Le 82ème baromètre Fiducial-IFOP des TPE, publié le 21 janvier 2026 auprès de 1 016 dirigeants. Ceci révèle un climat de confiance durablement dégradé. Avec 87% de défiance envers les mesures gouvernementales et seulement 22% anticipant une croissance en 2026, les patrons de petites entreprises sont pessimistes. À l’approche des municipales de mars, ils expriment des attentes fortes. Sur la fiscalité locale, la sécurité et le développement économique.
Une défiance historique envers l’exécutif
L’instabilité politique de 2025 laisse des traces profondes. Seulement 13% des dirigeants de TPE ont confiance dans les mesures économiques d’Emmanuel Macron et de son gouvernement, soit une chute de 13 points par rapport au premier trimestre 2025. Il s’agit du plus bas niveau observé sur l’ensemble des deux quinquennats, après le troisième trimestre 2025 (12%).
Cette défiance se traduit par un pessimisme massif : 84% des patrons se disent pessimistes quant au climat général des affaires en France. Concernant leur propre activité, 54% restent pessimistes, le niveau le plus élevé enregistré en 2025.

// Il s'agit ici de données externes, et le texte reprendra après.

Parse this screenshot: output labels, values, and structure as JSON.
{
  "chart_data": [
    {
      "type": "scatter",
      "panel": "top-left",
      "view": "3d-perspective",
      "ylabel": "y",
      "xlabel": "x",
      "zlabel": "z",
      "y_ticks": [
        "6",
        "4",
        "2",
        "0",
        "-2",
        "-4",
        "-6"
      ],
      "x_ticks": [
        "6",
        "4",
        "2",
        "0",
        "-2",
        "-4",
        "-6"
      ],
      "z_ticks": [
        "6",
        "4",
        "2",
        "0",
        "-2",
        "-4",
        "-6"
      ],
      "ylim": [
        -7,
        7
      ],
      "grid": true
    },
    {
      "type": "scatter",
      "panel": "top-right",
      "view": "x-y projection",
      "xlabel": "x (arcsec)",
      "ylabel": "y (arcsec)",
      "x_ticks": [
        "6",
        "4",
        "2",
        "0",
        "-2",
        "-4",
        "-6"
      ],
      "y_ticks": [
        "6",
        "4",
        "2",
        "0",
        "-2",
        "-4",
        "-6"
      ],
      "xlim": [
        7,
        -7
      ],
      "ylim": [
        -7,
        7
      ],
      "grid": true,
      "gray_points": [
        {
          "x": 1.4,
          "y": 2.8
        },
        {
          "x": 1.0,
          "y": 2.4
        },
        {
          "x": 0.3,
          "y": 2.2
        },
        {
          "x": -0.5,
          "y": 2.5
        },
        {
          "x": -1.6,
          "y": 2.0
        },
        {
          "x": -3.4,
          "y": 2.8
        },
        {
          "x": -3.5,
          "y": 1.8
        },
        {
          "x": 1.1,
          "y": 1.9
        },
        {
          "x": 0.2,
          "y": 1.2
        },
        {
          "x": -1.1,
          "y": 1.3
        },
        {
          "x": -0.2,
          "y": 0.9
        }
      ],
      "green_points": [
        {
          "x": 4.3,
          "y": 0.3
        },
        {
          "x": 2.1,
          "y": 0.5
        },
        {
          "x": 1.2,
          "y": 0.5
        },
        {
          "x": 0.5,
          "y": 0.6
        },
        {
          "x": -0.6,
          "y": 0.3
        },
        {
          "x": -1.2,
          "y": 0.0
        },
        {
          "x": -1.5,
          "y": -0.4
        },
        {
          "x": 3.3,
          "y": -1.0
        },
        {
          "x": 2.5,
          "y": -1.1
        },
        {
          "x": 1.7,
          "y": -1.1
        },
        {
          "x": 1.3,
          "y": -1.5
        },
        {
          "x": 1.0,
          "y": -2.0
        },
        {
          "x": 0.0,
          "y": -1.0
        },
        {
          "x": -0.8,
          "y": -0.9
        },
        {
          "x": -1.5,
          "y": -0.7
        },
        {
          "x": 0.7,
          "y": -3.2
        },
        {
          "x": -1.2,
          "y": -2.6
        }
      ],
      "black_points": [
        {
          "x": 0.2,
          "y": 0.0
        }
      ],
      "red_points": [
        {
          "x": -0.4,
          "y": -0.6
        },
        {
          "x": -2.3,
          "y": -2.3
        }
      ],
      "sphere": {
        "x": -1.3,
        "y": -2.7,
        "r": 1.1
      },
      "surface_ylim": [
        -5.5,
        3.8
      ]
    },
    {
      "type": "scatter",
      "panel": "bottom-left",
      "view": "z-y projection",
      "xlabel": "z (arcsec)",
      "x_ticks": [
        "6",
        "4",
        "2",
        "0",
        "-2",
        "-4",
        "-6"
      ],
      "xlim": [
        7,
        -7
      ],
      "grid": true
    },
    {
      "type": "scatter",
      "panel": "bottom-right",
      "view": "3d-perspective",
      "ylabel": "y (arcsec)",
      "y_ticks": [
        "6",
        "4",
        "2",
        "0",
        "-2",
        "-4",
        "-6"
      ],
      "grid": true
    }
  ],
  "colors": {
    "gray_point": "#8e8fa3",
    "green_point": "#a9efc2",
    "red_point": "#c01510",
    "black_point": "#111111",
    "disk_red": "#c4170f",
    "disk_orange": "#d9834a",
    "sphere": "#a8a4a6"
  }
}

Des perspectives moroses pour 2026
Pour 2026, seuls 22% des dirigeants s’attendent à une croissance de leur activité, soit 3 points de moins qu’en 2024 et 8 points de moins qu’en 2023. La stagnation devient le scénario majoritaire avec 53% des patrons qui l’anticipent (+8 points par rapport au quatrième trimestre 2024).

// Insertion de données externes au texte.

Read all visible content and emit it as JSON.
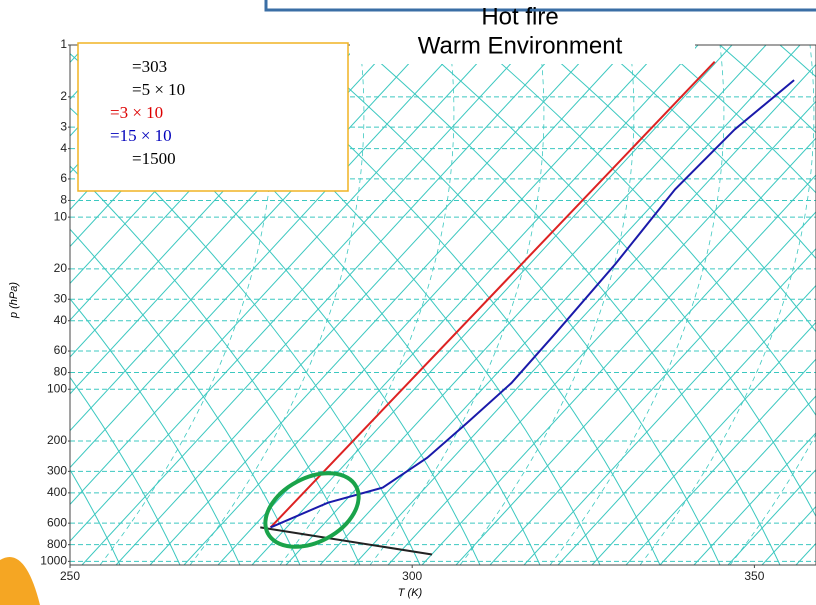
{
  "chart_data": {
    "type": "line",
    "title": "Hot fire",
    "subtitle": "Warm Environment",
    "ylabel": "p (hPa)",
    "xlabel": "T (K)",
    "xlim": [
      250,
      359
    ],
    "xticks": [
      250,
      300,
      350
    ],
    "ylim": [
      1050,
      1
    ],
    "log_y": true,
    "yticks": [
      1,
      2,
      3,
      4,
      6,
      8,
      10,
      20,
      30,
      40,
      60,
      80,
      100,
      200,
      300,
      400,
      600,
      800,
      1000
    ],
    "grid": true,
    "legend_lines": [
      {
        "text": "=303",
        "color": "#000000"
      },
      {
        "text": "=5 × 10",
        "color": "#000000"
      },
      {
        "text": "=3 × 10",
        "color": "#dd0000"
      },
      {
        "text": "=15 × 10",
        "color": "#0000bb"
      },
      {
        "text": "=1500",
        "color": "#000000"
      }
    ],
    "series": [
      {
        "color": "#dd2222",
        "x": [
          279.3,
          344.2
        ],
        "values": [
          635,
          1.25
        ]
      },
      {
        "color": "#1a1aaa",
        "x": [
          279.3,
          287.7,
          295.7,
          302.2,
          308.0,
          314.5,
          321.0,
          329.7,
          338.4,
          347.1,
          355.8
        ],
        "values": [
          635,
          456,
          373,
          250,
          157,
          92,
          47,
          18.7,
          6.9,
          3.1,
          1.6
        ]
      },
      {
        "color": "#222222",
        "x": [
          277.8,
          302.9
        ],
        "values": [
          635,
          912
        ]
      }
    ]
  }
}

Plus de 4 patrons sur 10 (41%) déclarent rencontrer des difficultés financières, en hausse de 3 points. Sur l’emploi, seuls 8% ont embauché ou prévoyaient d’embaucher fin 2025, tandis que 6% ont supprimé ou prévoyaient de supprimer des postes. Paradoxalement, ce pessimisme semble davantage lié au contexte politique dégradé qu’à la réalité économique. Les indicateurs d’emploi et de défaillances restant moins alarmants que le moral des dirigeants.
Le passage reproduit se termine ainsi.